Introduction: The pathogenesis and progression of heart failure (HF) encompasses aberrations in gene regulation, leading to ventricular remodeling and maladaptive cardiac hypertrophy. A common maladaptation in HF is an increase in the expression level of the G protein-coupled receptor kinase, GRK5. Recently, non-canonical roles for GRK5 have been uncovered that are crucial for the development of maladaptive hypertrophy and these are due to nuclear translocation and accumulation of GRK5. We have shown that GRK5 is a histone deacetylase kinase promoting de-repression of hypertrophic gene transcription through MEF2 and can also facilitate transcriptional activity of NFAT through DNA-binding. The latter is consistent with studies revealing that GRK5 contains a DNA-binding domain. Hypothesis: We hypothesize that the DNA-dependent roles of GRK5 are a mechanism by which GRK5 contributes to gene reprogramming in myocardial hypertrophic stress. Methods: To further study this, neonatal rat ventricular cardiomyocytes overexpressing GRK5 were subjected to α-adrenergic stress with 50μM phenylephrine (PE) or vehicle for 30 minutes to induce nuclear accumulation of GRK5. Chromatin was isolated and GRK5 immunoprecipitation (ChIP) employed to pull-down DNA associated with GRK5 (n=3 PE, n=4 vehicle).
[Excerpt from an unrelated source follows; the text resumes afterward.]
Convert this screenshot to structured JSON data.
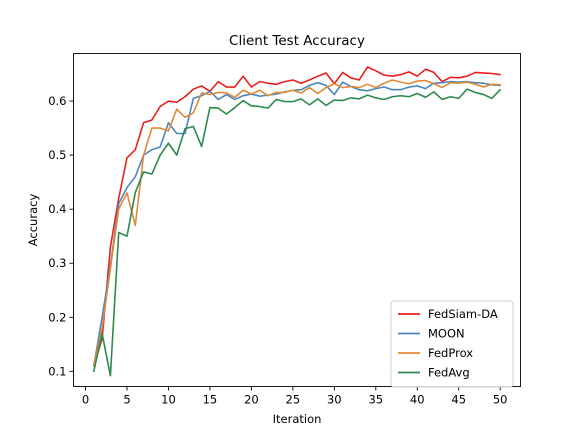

Next generation sequencing of this DNA provides an unbiased view of GRK5 DNA binding. Results: The GRK5 ChIP-Seq revealed that GRK5 translocation upon hypertrophic stress leads to multiple promoter, exon, and enhancer DNA-binding events. Gene ontology revealed enrichment of pathways known to be involved in hypertrophy, including the NFAT and Ras pathways. Promoters for genes relevant to cardiac hypertrophy, such as bone natriuretic peptide and early growth response 1 were also found to be enriched by GRK5 immunoprecipitation with PE treatment. In conclusion, we show that during hypertrophic stress, GRK5 mobilizes to the nucleus of myocytes and localizes around diverse genes involved in cardiomyocyte hypertrophy. Further studies in vivo will reveal whether GRK5 has a causal DNA-dependent role in gene reprogramming in HF.